Speakers at Kutsche Office roundtable focus on local communities
With a focus on West Michigan, speakers at the ninth annual Local History Roundtable highlighted a once famous vacation resort for African Americans and how Holland claims its Dutch heritage.
Hosted by the Kutsche Office of Local History, "Returning to Our Roots: Explorations of Western Michigan's Diverse Communities," was held March 29 in the Kirkhof Center.
Ronald Stephens, professor of interdisciplinary studies at Purdue University, introduced the audience to Idlewild during his keynote address. In the early 1900s, the Lake County community was a thriving resort for middle class and wealthy African Americans.

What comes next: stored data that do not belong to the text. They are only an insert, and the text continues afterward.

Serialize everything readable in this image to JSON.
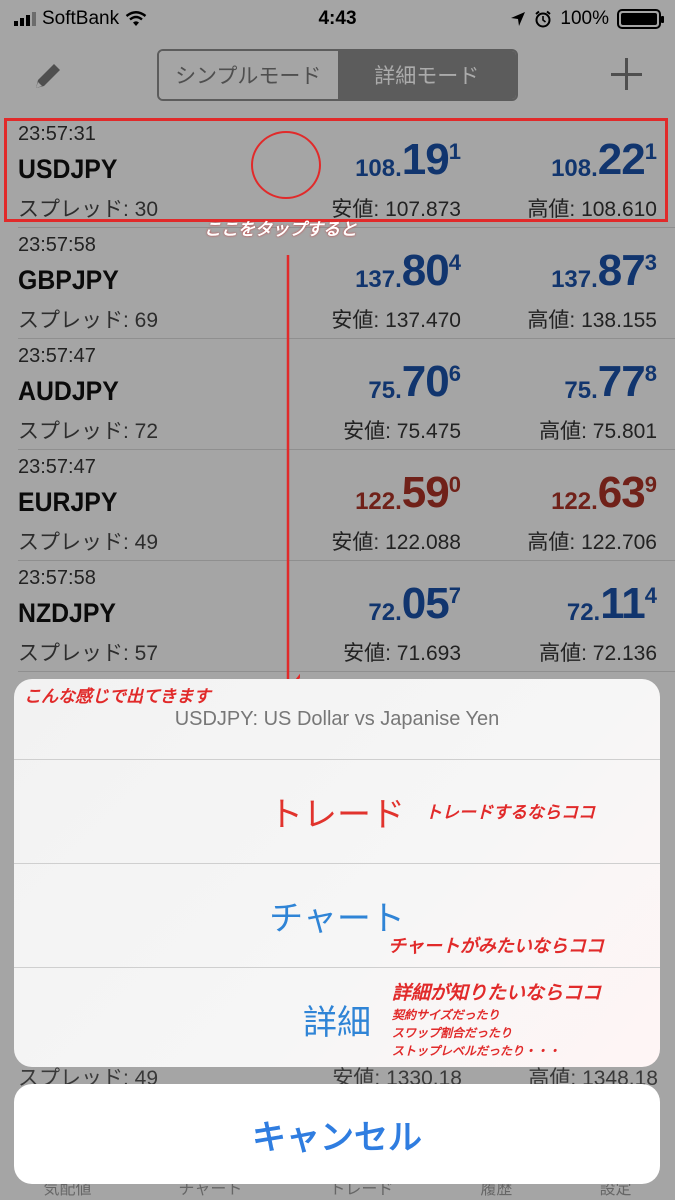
{
  "status_bar": {
    "carrier": "SoftBank",
    "time": "4:43",
    "battery": "100%"
  },
  "toolbar": {
    "mode_simple": "シンプルモード",
    "mode_detail": "詳細モード"
  },
  "quotes": [
    {
      "time": "23:57:31",
      "symbol": "USDJPY",
      "spread": "スプレッド: 30",
      "bid_big": "108.",
      "bid_mid": "19",
      "bid_small": "1",
      "ask_big": "108.",
      "ask_mid": "22",
      "ask_small": "1",
      "low": "安値: 107.873",
      "high": "高値: 108.610",
      "color": "blue"
    },
    {
      "time": "23:57:58",
      "symbol": "GBPJPY",
      "spread": "スプレッド: 69",
      "bid_big": "137.",
      "bid_mid": "80",
      "bid_small": "4",
      "ask_big": "137.",
      "ask_mid": "87",
      "ask_small": "3",
      "low": "安値: 137.470",
      "high": "高値: 138.155",
      "color": "blue"
    },
    {
      "time": "23:57:47",
      "symbol": "AUDJPY",
      "spread": "スプレッド: 72",
      "bid_big": "75.",
      "bid_mid": "70",
      "bid_small": "6",
      "ask_big": "75.",
      "ask_mid": "77",
      "ask_small": "8",
      "low": "安値: 75.475",
      "high": "高値: 75.801",
      "color": "blue"
    },
    {
      "time": "23:57:47",
      "symbol": "EURJPY",
      "spread": "スプレッド: 49",
      "bid_big": "122.",
      "bid_mid": "59",
      "bid_small": "0",
      "ask_big": "122.",
      "ask_mid": "63",
      "ask_small": "9",
      "low": "安値: 122.088",
      "high": "高値: 122.706",
      "color": "red"
    },
    {
      "time": "23:57:58",
      "symbol": "NZDJPY",
      "spread": "スプレッド: 57",
      "bid_big": "72.",
      "bid_mid": "05",
      "bid_small": "7",
      "ask_big": "72.",
      "ask_mid": "11",
      "ask_small": "4",
      "low": "安値: 71.693",
      "high": "高値: 72.136",
      "color": "blue"
    }
  ],
  "ghost_row": {
    "spread": "スプレッド: 49",
    "low": "安値: 1330.18",
    "high": "高値: 1348.18"
  },
  "tabs": [
    "気配値",
    "チャート",
    "トレード",
    "履歴",
    "設定"
  ],
  "action_sheet": {
    "title": "USDJPY: US Dollar vs Japanise Yen",
    "trade": "トレード",
    "chart": "チャート",
    "detail": "詳細",
    "cancel": "キャンセル"
  },
  "annotations": {
    "tap_here": "ここをタップすると",
    "appears": "こんな感じで出てきます",
    "trade_note": "トレードするならココ",
    "chart_note": "チャートがみたいならココ",
    "detail_note": "詳細が知りたいならココ",
    "detail_sub1": "契約サイズだったり",
    "detail_sub2": "スワップ割合だったり",
    "detail_sub3": "ストップレベルだったり・・・"
  },
  "colors": {
    "bid_blue": "#1a4fa5",
    "price_red": "#a83226",
    "annotation_red": "#e12a2a",
    "ios_blue": "#2f84d6"
  }
}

Stephens said developing relationships with other vacationers at Idlewild helped African Americans establish businesses, health care and law offices in their communities.
"Despite the Jim Crow laws of the times, they were able to come together in this unique space through their mobility and change communities," said Stephens, who taught sociology at Grand Valley and served as coordinator for African/African American Studies from 2003-2005.
He is the author of a book about Idlewild as well as co-curator of a traveling photo exhibit on the town, now housed at Michigan State University.
Kathryn Remlinger, professor of English, and a student gave a presentation about how Holland has been reimagined as a Dutch city through language use in signs, souvenirs and menus. Remlinger was the recipient of the Kutsche Office's Community Collaboration Grant and completed an ethnography project on how people create a sense of place and local identity through language.
Andrea Riley-Mukavetz, assistant professor of liberal studies, also gave a presentation, "Stories for the Next Generation: An Indigenous Approach to Oral History."